People are coming into the Glory Hall, downtown Juneau’s homeless shelter and soup kitchen. It’s lunchtime, and there’s a short line for rice and chow mein.
Rodney Jackson says he’s been homeless for the last 15 years. When it was cold outside, he says he’d gather things to cover up and find sheltered areas to stay warm and out of the wind.
Jackson says it’s hard to sleep when it’s cold. He would sometimes drink heavily so he could fall asleep.
“I wonder what kept me alive,” Jackson says. “It’s scary. Sometimes I cried myself to sleep.”
Another lunch visitor, Jerry, talks about the unique challenges of sleeping outside in Juneau.
“The wind blew our sleeping bag across the street. All the way across the street!” remembers Jerry, who only provided his first name. “My girlfriend got mad at me. She said, ‘Quit hogging the blankets!’ I said, ‘Our blankets are across the street!’”
Jerry laughs about it. But Brad Perkins from the St. Vincent de Paul Society of Juneau said it can be tough for those living on the street, especially during extreme winter conditions.

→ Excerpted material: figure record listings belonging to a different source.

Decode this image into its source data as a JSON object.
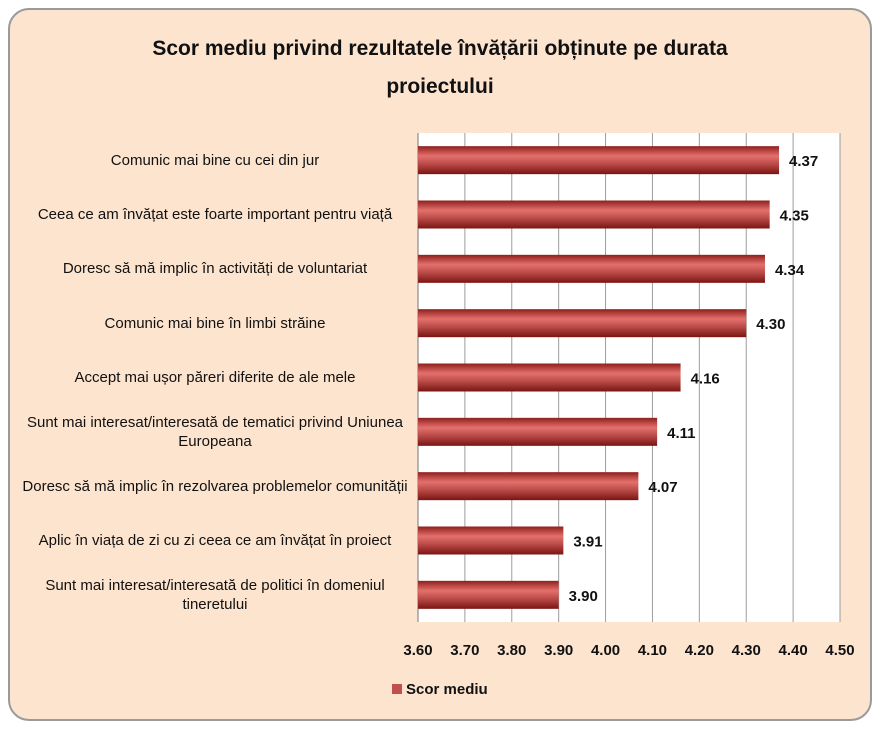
{
  "chart_data": {
    "type": "bar",
    "orientation": "horizontal",
    "title": "Scor mediu privind rezultatele învățării obținute pe durata proiectului",
    "categories": [
      "Comunic mai bine cu cei din jur",
      "Ceea ce am învățat este foarte important pentru viață",
      "Doresc să mă implic în activități de voluntariat",
      "Comunic mai bine în limbi străine",
      "Accept mai ușor păreri diferite de ale mele",
      "Sunt mai interesat/interesată de tematici privind Uniunea Europeana",
      "Doresc să mă implic în rezolvarea problemelor comunității",
      "Aplic în viața de zi cu zi ceea ce am învățat în proiect",
      "Sunt mai interesat/interesată de politici în domeniul tineretului"
    ],
    "series": [
      {
        "name": "Scor mediu",
        "color": "#c0504d",
        "values": [
          4.37,
          4.35,
          4.34,
          4.3,
          4.16,
          4.11,
          4.07,
          3.91,
          3.9
        ],
        "value_labels": [
          "4.37",
          "4.35",
          "4.34",
          "4.30",
          "4.16",
          "4.11",
          "4.07",
          "3.91",
          "3.90"
        ]
      }
    ],
    "xlim": [
      3.6,
      4.5
    ],
    "xticks": [
      {
        "value": 3.6,
        "label": "3.60"
      },
      {
        "value": 3.7,
        "label": "3.70"
      },
      {
        "value": 3.8,
        "label": "3.80"
      },
      {
        "value": 3.9,
        "label": "3.90"
      },
      {
        "value": 4.0,
        "label": "4.00"
      },
      {
        "value": 4.1,
        "label": "4.10"
      },
      {
        "value": 4.2,
        "label": "4.20"
      },
      {
        "value": 4.3,
        "label": "4.30"
      },
      {
        "value": 4.4,
        "label": "4.40"
      },
      {
        "value": 4.5,
        "label": "4.50"
      }
    ],
    "grid": true,
    "legend": "bottom"
  }
}
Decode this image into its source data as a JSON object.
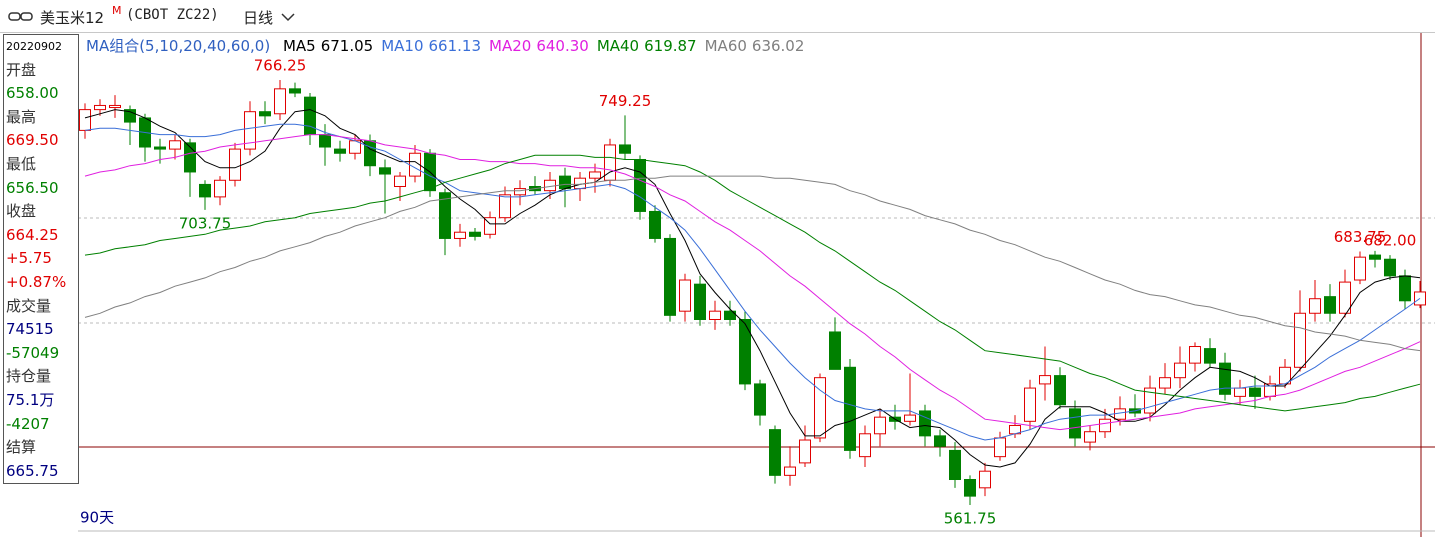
{
  "header": {
    "symbol": "美玉米12",
    "flag": "M",
    "code": "(CBOT ZC22)",
    "period": "日线"
  },
  "info": {
    "date": "20220902",
    "items": [
      {
        "text": "开盘",
        "color": "#333"
      },
      {
        "text": "658.00",
        "color": "#008000"
      },
      {
        "text": "最高",
        "color": "#333"
      },
      {
        "text": "669.50",
        "color": "#e00000"
      },
      {
        "text": "最低",
        "color": "#333"
      },
      {
        "text": "656.50",
        "color": "#008000"
      },
      {
        "text": "收盘",
        "color": "#333"
      },
      {
        "text": "664.25",
        "color": "#e00000"
      },
      {
        "text": "+5.75",
        "color": "#e00000"
      },
      {
        "text": "+0.87%",
        "color": "#e00000"
      },
      {
        "text": "成交量",
        "color": "#333"
      },
      {
        "text": "74515",
        "color": "#000080"
      },
      {
        "text": "-57049",
        "color": "#008000"
      },
      {
        "text": "持仓量",
        "color": "#333"
      },
      {
        "text": "75.1万",
        "color": "#000080"
      },
      {
        "text": "-4207",
        "color": "#008000"
      },
      {
        "text": "结算",
        "color": "#333"
      },
      {
        "text": "665.75",
        "color": "#000080"
      }
    ]
  },
  "chart_data": {
    "type": "candlestick",
    "indicator": "MA组合(5,10,20,40,60,0)",
    "indicator_color": "#3060c0",
    "period_label": "90天",
    "up_color": "#e00000",
    "down_color": "#008000",
    "ylim": [
      549.7,
      789.35
    ],
    "open": [
      742,
      752,
      753,
      752,
      748,
      734,
      733,
      736,
      716,
      710,
      718,
      733,
      751,
      750,
      762,
      758,
      740,
      733,
      731,
      737,
      724,
      715,
      720,
      731,
      712,
      690,
      693,
      692,
      700,
      711,
      715,
      713,
      720,
      714,
      719,
      718,
      735,
      728,
      703,
      690,
      655,
      668,
      651,
      655,
      651,
      620,
      598,
      576,
      582,
      594,
      645,
      628,
      585,
      596,
      604,
      602,
      607,
      595,
      588,
      574,
      570,
      585,
      596,
      602,
      620,
      624,
      608,
      592,
      597,
      603,
      608,
      606,
      618,
      623,
      630,
      637,
      630,
      614,
      618,
      614,
      620,
      628,
      654,
      662,
      654,
      670,
      682,
      680,
      672,
      658
    ],
    "high": [
      755,
      757,
      759,
      754,
      750,
      738,
      740,
      738,
      718,
      720,
      736,
      756,
      756,
      766.25,
      765,
      760,
      745,
      737,
      740,
      740,
      728,
      722,
      735,
      733,
      714,
      697,
      695,
      703,
      715,
      718,
      720,
      722,
      724,
      722,
      726,
      738,
      749.25,
      730,
      706,
      692,
      673,
      672,
      660,
      660,
      655,
      622,
      600,
      590,
      600,
      625,
      652,
      632,
      600,
      608,
      610,
      625,
      610,
      598,
      592,
      576,
      582,
      597,
      605,
      622,
      638,
      628,
      612,
      600,
      608,
      614,
      615,
      624,
      630,
      638,
      640,
      642,
      635,
      622,
      624,
      624,
      632,
      665,
      670,
      668,
      675,
      683.75,
      684,
      682,
      675,
      669.5
    ],
    "low": [
      738,
      749,
      748,
      735,
      727,
      726,
      728,
      710,
      703.75,
      706,
      715,
      730,
      745,
      747,
      758,
      735,
      725,
      727,
      728,
      720,
      702,
      708,
      717,
      710,
      682,
      686,
      689,
      690,
      698,
      706,
      711,
      709,
      705,
      708,
      712,
      715,
      728,
      699,
      688,
      650,
      650,
      648,
      646,
      648,
      617,
      600,
      572,
      571,
      580,
      592,
      628,
      584,
      580,
      590,
      598,
      600,
      590,
      585,
      570,
      561.75,
      566,
      583,
      594,
      598,
      612,
      608,
      590,
      588,
      594,
      600,
      604,
      602,
      615,
      618,
      626,
      628,
      612,
      610,
      608,
      612,
      618,
      626,
      650,
      650,
      652,
      668,
      676,
      670,
      656,
      656.5
    ],
    "close": [
      752,
      754,
      754,
      746,
      734,
      733,
      737,
      722,
      710,
      718,
      733,
      751,
      749,
      762,
      760,
      740,
      734,
      731,
      737,
      725,
      721,
      720,
      731,
      713,
      690,
      693,
      691,
      700,
      711,
      714,
      713,
      718,
      714,
      719,
      722,
      735,
      731,
      703,
      690,
      653,
      670,
      651,
      655,
      651,
      620,
      605,
      576,
      580,
      593,
      623,
      627,
      588,
      596,
      604,
      602,
      605,
      595,
      590,
      574,
      566,
      578,
      594,
      600,
      618,
      624,
      610,
      594,
      597,
      603,
      608,
      606,
      618,
      623,
      630,
      638,
      630,
      615,
      618,
      614,
      620,
      628,
      654,
      661,
      654,
      669,
      681,
      680,
      672,
      660,
      664.25
    ],
    "series": [
      {
        "name": "MA5",
        "legend_value": "671.05",
        "color": "#000000",
        "values": [
          748,
          750,
          752,
          751,
          748,
          744,
          741,
          734,
          727,
          724,
          724,
          727,
          732,
          743,
          751,
          752,
          749,
          743,
          740,
          733,
          730,
          727,
          727,
          722,
          715,
          709,
          704,
          697,
          697,
          702,
          706,
          711,
          714,
          716,
          717,
          722,
          724,
          722,
          716,
          702,
          689,
          673,
          664,
          656,
          649,
          636,
          621,
          606,
          595,
          595,
          600,
          602,
          605,
          608,
          603,
          599,
          600,
          599,
          593,
          586,
          581,
          580,
          582,
          591,
          603,
          609,
          609,
          609,
          606,
          602,
          602,
          604,
          610,
          617,
          623,
          628,
          627,
          626,
          623,
          619,
          619,
          627,
          635,
          643,
          653,
          664,
          669,
          671,
          672,
          671.05
        ]
      },
      {
        "name": "MA10",
        "legend_value": "661.13",
        "color": "#3a6fd8",
        "values": [
          742,
          743,
          743,
          742,
          741,
          740,
          740,
          739,
          739,
          740,
          742,
          743,
          744,
          745,
          745,
          744,
          741,
          739,
          737,
          734,
          732,
          728,
          724,
          720,
          717,
          713,
          712,
          711,
          710,
          710,
          711,
          712,
          713,
          714,
          715,
          716,
          714,
          710,
          705,
          700,
          694,
          685,
          675,
          665,
          655,
          646,
          638,
          630,
          623,
          617,
          612,
          610,
          608,
          607,
          607,
          607,
          604,
          601,
          598,
          595,
          593,
          594,
          596,
          598,
          601,
          603,
          604,
          605,
          605,
          606,
          607,
          609,
          611,
          613,
          615,
          617,
          618,
          618,
          619,
          619,
          620,
          624,
          628,
          633,
          637,
          641,
          646,
          651,
          656,
          661.13
        ]
      },
      {
        "name": "MA20",
        "legend_value": "640.30",
        "color": "#e020e0",
        "values": [
          720,
          722,
          723,
          725,
          726,
          728,
          729,
          731,
          732,
          734,
          735,
          736,
          737,
          738,
          739,
          740,
          740,
          739,
          738,
          737,
          735,
          734,
          733,
          731,
          730,
          728,
          728,
          727,
          727,
          726,
          726,
          725,
          725,
          724,
          724,
          723,
          721,
          718,
          715,
          711,
          708,
          703,
          698,
          694,
          689,
          684,
          678,
          672,
          667,
          661,
          655,
          649,
          644,
          638,
          633,
          627,
          622,
          617,
          613,
          608,
          603,
          602,
          601,
          600,
          599,
          598,
          599,
          600,
          601,
          602,
          603,
          604,
          605,
          606,
          608,
          609,
          610,
          611,
          612,
          614,
          615,
          617,
          620,
          623,
          626,
          628,
          631,
          634,
          637,
          640.3
        ]
      },
      {
        "name": "MA40",
        "legend_value": "619.87",
        "color": "#008000",
        "values": [
          682,
          683,
          685,
          686,
          687,
          689,
          690,
          691,
          692,
          694,
          695,
          696,
          698,
          699,
          700,
          702,
          703,
          704,
          705,
          707,
          708,
          710,
          712,
          714,
          717,
          719,
          721,
          723,
          726,
          728,
          730,
          730,
          730,
          730,
          729,
          729,
          728,
          728,
          727,
          726,
          725,
          722,
          718,
          713,
          709,
          705,
          701,
          697,
          693,
          688,
          684,
          679,
          674,
          669,
          665,
          660,
          655,
          650,
          646,
          641,
          636,
          635,
          634,
          633,
          632,
          631,
          628,
          625,
          623,
          620,
          617,
          616,
          615,
          614,
          613,
          612,
          611,
          610,
          609,
          608,
          607,
          608,
          609,
          610,
          611,
          613,
          614,
          616,
          618,
          619.87
        ]
      },
      {
        "name": "MA60",
        "legend_value": "636.02",
        "color": "#808080",
        "values": [
          652,
          654,
          657,
          659,
          662,
          664,
          667,
          669,
          671,
          674,
          676,
          679,
          681,
          684,
          686,
          688,
          691,
          693,
          696,
          698,
          700,
          703,
          705,
          708,
          709,
          710,
          711,
          712,
          713,
          713,
          714,
          715,
          716,
          716,
          717,
          718,
          718,
          719,
          719,
          720,
          720,
          720,
          720,
          720,
          720,
          720,
          719,
          719,
          718,
          717,
          716,
          713,
          711,
          708,
          706,
          704,
          701,
          699,
          697,
          694,
          692,
          689,
          687,
          684,
          681,
          679,
          676,
          673,
          670,
          668,
          665,
          663,
          662,
          660,
          658,
          657,
          655,
          653,
          652,
          650,
          648,
          647,
          645,
          644,
          643,
          641,
          640,
          639,
          637,
          636.02
        ]
      }
    ],
    "annotations": [
      {
        "value": 766.25,
        "label": "766.25"
      },
      {
        "value": 703.75,
        "label": "703.75"
      },
      {
        "value": 682,
        "label": "682.00"
      },
      {
        "value": 749.25,
        "label": "749.25"
      },
      {
        "value": 561.75,
        "label": "561.75"
      },
      {
        "value": 683.75,
        "label": "683.75"
      }
    ]
  }
}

“It leads to a form of PTSD,” Perkins said. “Already, all of our clients have challenges in life, and being homeless is a huge challenge. But when the weather gets like this, it adds an extra burden on them. It makes doing the simple things even almost impossible.”
Perkins said he hears how members of the homeless community are unfairly criticized for not getting a job or doing something to change their life, when simply surviving on any given night may be their priority.
“It’s hard to imagine how tough it is to handle all of that,” Perkins said.
Jackson and Jerry can’t stay overnight at the Glory Hall right now. Only three dozen people can stay there, and only for 30 days at a time. They’ll have to go to the emergency warming shelter operated by St. Vincent de Paul in the Mendenhall Valley, between the airport and the Nugget Mall.
“The Glory Hall is a nicer place to stay,” Perkins said. “And if you can stay there, you should go stay there. But we’re the last resort and low barrier, and we’ll take anybody.”
The St. Vincent de Paul shelter started with cots for 28 people. But 44 slept there — the most ever — on Jan. 6, just as temperatures started diving.
“That’s a lot of people,” Perkins said. “We had some people sleeping sitting up and things like that.”
Perkins said they’re knocking down some walls at St. Vincent de Paul at so they can expand the shelter space and take in more people.
“We’re doing everything we can, because the weather’s pretty nasty outside,” Perkins said.
Perkins said a shuttle bus loops through town every evening to pick up residents. They also serve up a bedtime snack, and a volunteer cooks breakfast before everyone leaves at 7 a.m.
Jackson said the warming shelter’s cots may not be quite as comfortable as the Glory Hall’s bunk beds.
But, he said, “it sure beats sleeping outside in the cold.”
Jerry, who lost his sleeping bag to the wind, likes the warming shelter, although it might be a little noisy for light sleepers.
“Just issues with people snoring or talking in their sleep,” Jerry laughed. “Other than that, everything’s good. I like the staff out there. They’re fun.”
However, Jerry said it’s tough to wait until the 11 p.m. check-in time, especially if it gets real cold and windy in the afternoon and evening.
Cold air from Canada is responsible for this month’s cold snap and windy conditions in Juneau. Temperatures are expected to remain between 0-20 degrees at least through this weekend.